Additionally, federal contractors will not be forced to provide proof of their companies’ vaccination rates by the Dec. 8 deadline, a senior administration official told CNBC, although continued noncompliance with the mandate could result in businesses losing federal contracts. 

News of the increased flexibility comes after some companies and business groups have objected to the notion that all federal contractors must have their employees vaccinated without the testing exemption. 

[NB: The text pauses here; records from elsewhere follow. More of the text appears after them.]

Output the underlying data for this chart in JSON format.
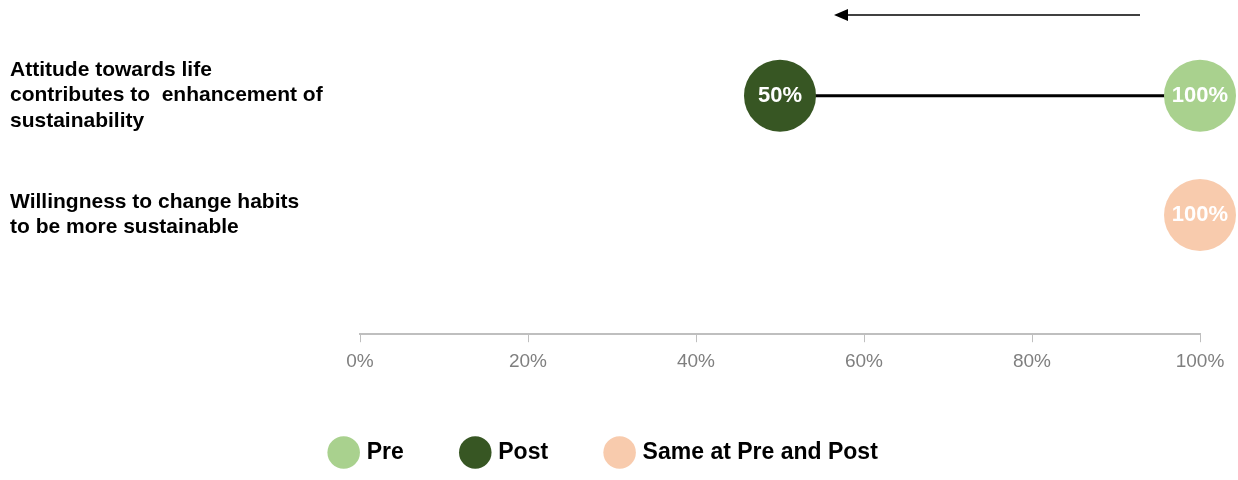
{
  "chart_data": {
    "type": "scatter",
    "orientation": "horizontal",
    "categories": [
      "Attitude towards life contributes to  enhancement of sustainability",
      "Willingness to change habits to be more sustainable"
    ],
    "xlim": [
      0,
      100
    ],
    "xticks": [
      {
        "value": 0,
        "label": "0%"
      },
      {
        "value": 20,
        "label": "20%"
      },
      {
        "value": 40,
        "label": "40%"
      },
      {
        "value": 60,
        "label": "60%"
      },
      {
        "value": 80,
        "label": "80%"
      },
      {
        "value": 100,
        "label": "100%"
      }
    ],
    "series": [
      {
        "name": "Pre",
        "color": "#a9d18e",
        "values": [
          100,
          null
        ],
        "value_labels": [
          "100%",
          null
        ]
      },
      {
        "name": "Post",
        "color": "#375623",
        "values": [
          50,
          null
        ],
        "value_labels": [
          "50%",
          null
        ]
      },
      {
        "name": "Same at Pre and Post",
        "color": "#f8cbad",
        "values": [
          null,
          100
        ],
        "value_labels": [
          null,
          "100%"
        ]
      }
    ],
    "grid": false,
    "legend": "bottom",
    "marker": "circle"
  }
}
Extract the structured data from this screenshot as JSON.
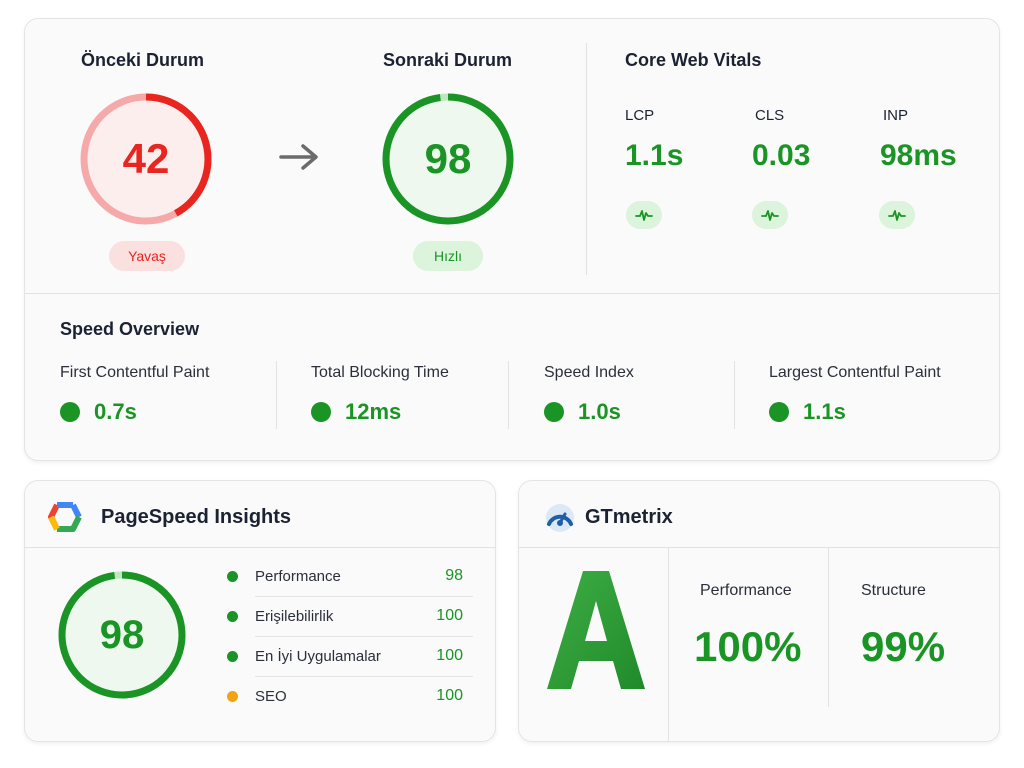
{
  "comparison": {
    "before": {
      "title": "Önceki Durum",
      "score": "42",
      "score_fraction": 0.42,
      "status": "Yavaş",
      "color": "#e8251f",
      "track_color": "#f5a9a9",
      "fill_color": "#fdeeee",
      "pill_bg": "#fbe0e0"
    },
    "after": {
      "title": "Sonraki Durum",
      "score": "98",
      "score_fraction": 0.98,
      "status": "Hızlı",
      "color": "#1a9424",
      "fill_color": "#eef8ee",
      "pill_bg": "#dcf3dc"
    },
    "arrow_icon": "arrow-right-icon"
  },
  "core_web_vitals": {
    "title": "Core Web Vitals",
    "metrics": [
      {
        "label": "LCP",
        "value": "1.1s",
        "icon": "pulse-icon"
      },
      {
        "label": "CLS",
        "value": "0.03",
        "icon": "pulse-icon"
      },
      {
        "label": "INP",
        "value": "98ms",
        "icon": "pulse-icon"
      }
    ]
  },
  "speed_overview": {
    "title": "Speed Overview",
    "metrics": [
      {
        "label": "First Contentful Paint",
        "value": "0.7s"
      },
      {
        "label": "Total Blocking Time",
        "value": "12ms"
      },
      {
        "label": "Speed Index",
        "value": "1.0s"
      },
      {
        "label": "Largest Contentful Paint",
        "value": "1.1s"
      }
    ]
  },
  "pagespeed": {
    "title": "PageSpeed Insights",
    "logo_icon": "pagespeed-logo-icon",
    "score": "98",
    "score_fraction": 0.98,
    "rows": [
      {
        "name": "Performance",
        "score": "98",
        "dot_color": "#1a9424"
      },
      {
        "name": "Erişilebilirlik",
        "score": "100",
        "dot_color": "#1a9424"
      },
      {
        "name": "En İyi Uygulamalar",
        "score": "100",
        "dot_color": "#1a9424"
      },
      {
        "name": "SEO",
        "score": "100",
        "dot_color": "#f2a30f"
      }
    ]
  },
  "gtmetrix": {
    "title": "GTmetrix",
    "logo_icon": "gtmetrix-logo-icon",
    "grade": "A",
    "performance_label": "Performance",
    "performance_value": "100%",
    "structure_label": "Structure",
    "structure_value": "99%"
  },
  "colors": {
    "good": "#1a9424",
    "bad": "#e8251f",
    "warning": "#f2a30f"
  }
}
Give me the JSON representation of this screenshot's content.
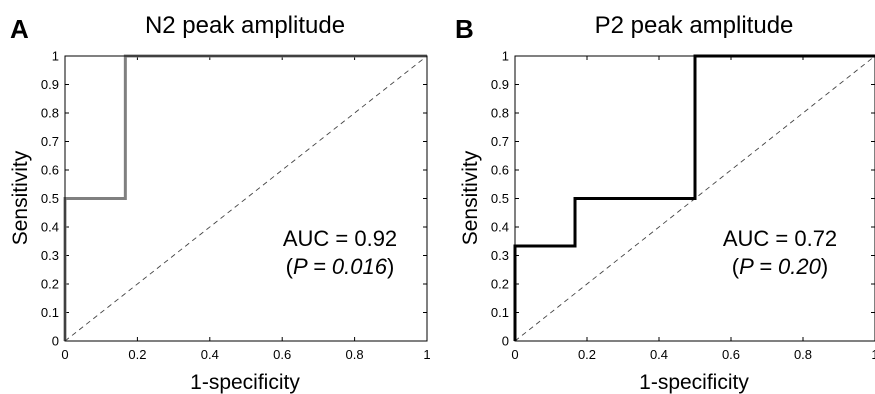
{
  "chart_data": [
    {
      "type": "line",
      "panel_label": "A",
      "title": "N2 peak amplitude",
      "xlabel": "1-specificity",
      "ylabel": "Sensitivity",
      "xlim": [
        0,
        1
      ],
      "ylim": [
        0,
        1
      ],
      "x_ticks": [
        "0",
        "0.2",
        "0.4",
        "0.6",
        "0.8",
        "1"
      ],
      "y_ticks": [
        "0",
        "0.1",
        "0.2",
        "0.3",
        "0.4",
        "0.5",
        "0.6",
        "0.7",
        "0.8",
        "0.9",
        "1"
      ],
      "series": [
        {
          "color": "#808080",
          "x": [
            0,
            0,
            0.1667,
            0.1667,
            1
          ],
          "y": [
            0,
            0.5,
            0.5,
            1,
            1
          ]
        }
      ],
      "reference_line": {
        "x": [
          0,
          1
        ],
        "y": [
          0,
          1
        ],
        "style": "dashed"
      },
      "annotation": {
        "line1": "AUC = 0.92",
        "p_open": "(",
        "p_text": "P = 0.016",
        "p_close": ")"
      },
      "grid": false
    },
    {
      "type": "line",
      "panel_label": "B",
      "title": "P2 peak amplitude",
      "xlabel": "1-specificity",
      "ylabel": "Sensitivity",
      "xlim": [
        0,
        1
      ],
      "ylim": [
        0,
        1
      ],
      "x_ticks": [
        "0",
        "0.2",
        "0.4",
        "0.6",
        "0.8",
        "1"
      ],
      "y_ticks": [
        "0",
        "0.1",
        "0.2",
        "0.3",
        "0.4",
        "0.5",
        "0.6",
        "0.7",
        "0.8",
        "0.9",
        "1"
      ],
      "series": [
        {
          "color": "#000000",
          "x": [
            0,
            0,
            0.1667,
            0.1667,
            0.5,
            0.5,
            1
          ],
          "y": [
            0,
            0.3333,
            0.3333,
            0.5,
            0.5,
            1,
            1
          ]
        }
      ],
      "reference_line": {
        "x": [
          0,
          1
        ],
        "y": [
          0,
          1
        ],
        "style": "dashed"
      },
      "annotation": {
        "line1": "AUC = 0.72",
        "p_open": "(",
        "p_text": "P = 0.20",
        "p_close": ")"
      },
      "grid": false
    }
  ]
}
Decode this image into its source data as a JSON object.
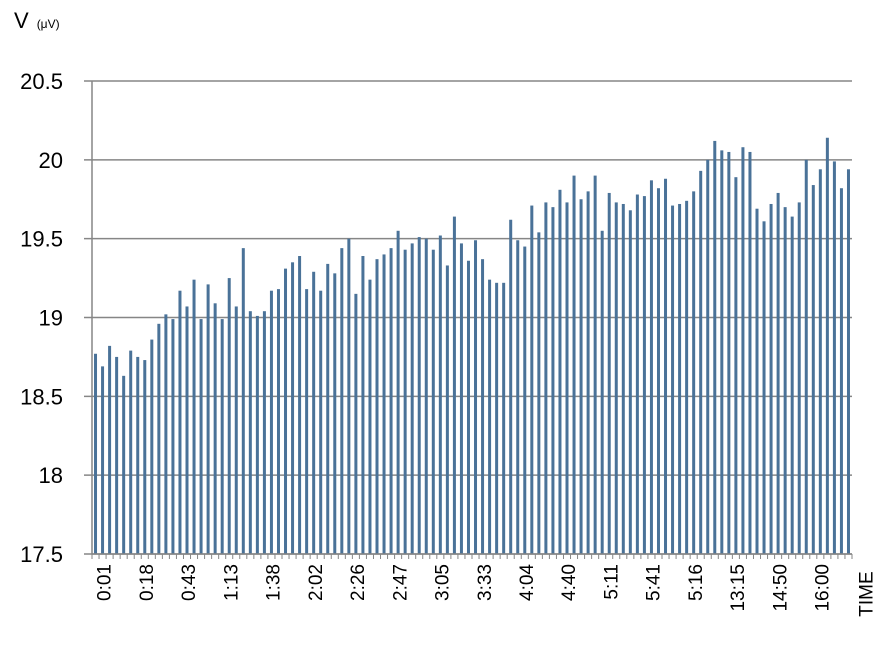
{
  "chart_data": {
    "type": "bar",
    "ylabel": "V",
    "ylabel_unit": "(μV)",
    "xlabel": "TIME",
    "ylim": [
      17.5,
      20.5
    ],
    "y_ticks": [
      "17.5",
      "18",
      "18.5",
      "19",
      "19.5",
      "20",
      "20.5"
    ],
    "grid": "horizontal",
    "bar_color": "#4a7298",
    "x_tick_labels": [
      "0:01",
      "0:18",
      "0:43",
      "1:13",
      "1:38",
      "2:02",
      "2:26",
      "2:47",
      "3:05",
      "3:33",
      "4:04",
      "4:40",
      "5:11",
      "5:41",
      "5:16",
      "13:15",
      "14:50",
      "16:00"
    ],
    "values": [
      18.77,
      18.69,
      18.82,
      18.75,
      18.63,
      18.79,
      18.75,
      18.73,
      18.86,
      18.96,
      19.02,
      18.99,
      19.17,
      19.07,
      19.24,
      18.99,
      19.21,
      19.09,
      18.99,
      19.25,
      19.07,
      19.44,
      19.04,
      19.01,
      19.04,
      19.17,
      19.18,
      19.31,
      19.35,
      19.39,
      19.18,
      19.29,
      19.17,
      19.34,
      19.28,
      19.44,
      19.5,
      19.15,
      19.39,
      19.24,
      19.37,
      19.4,
      19.44,
      19.55,
      19.43,
      19.47,
      19.51,
      19.5,
      19.43,
      19.52,
      19.33,
      19.64,
      19.47,
      19.36,
      19.49,
      19.37,
      19.24,
      19.22,
      19.22,
      19.62,
      19.49,
      19.45,
      19.71,
      19.54,
      19.73,
      19.7,
      19.81,
      19.73,
      19.9,
      19.75,
      19.8,
      19.9,
      19.55,
      19.79,
      19.73,
      19.72,
      19.68,
      19.78,
      19.77,
      19.87,
      19.82,
      19.88,
      19.71,
      19.72,
      19.74,
      19.8,
      19.93,
      20.0,
      20.12,
      20.06,
      20.05,
      19.89,
      20.08,
      20.05,
      19.69,
      19.61,
      19.72,
      19.79,
      19.7,
      19.64,
      19.73,
      20.0,
      19.84,
      19.94,
      20.14,
      19.99,
      19.82,
      19.94
    ]
  }
}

Eric Hoplin, president and CEO of the National Association of Wholesaler-Distributors, recently warned that if the contractor rules are implemented, thousands of workers will be laid off and the supply chain problems will grow much worse. 

“NAW urges that the Executive Order’s implementation be revised to avoid this calamity and provide alternatives to promote safety, including testing, and consider a short-term delay to provide time to carry out these changes and to avoid further supply chain disruptions in the coming months,” he wrote. 

Some suggestions that have been floated include delaying the contractor mandate, providing a testing exemption, or scrapping the edict entirely. The concerns about the contractor mandate come as the United States inches closer to a busy holiday season that is already expected to be hampered by supply chain delays. The White House’s Dec. 8 deadline would coincide with one of the busiest shopping times of the year, and the loss of unvaccinated workers could exacerbate the situation. 

Some corporations are also weighing whether to cut off their federal contracts entirely for fear of losing workers. American Trucking Associations Executive Vice President for Advocacy Bill Sullivan told Politico that if trucking businesses start dropping contracts, it could have a visible effect on the armed forces.

“I am confident but with heavy heart recognize a vaccine mandate will mean less capacity for the government as a customer of freight,” he said. “It has the potential to seriously impact military readiness.” 

The delta variant of COVID-19, which caused hospitalizations and deaths to climb starting in early July, peaked last month and has been on the decline. Nearly 60% of the country is now fully vaccinated, including 68% of those over age 12.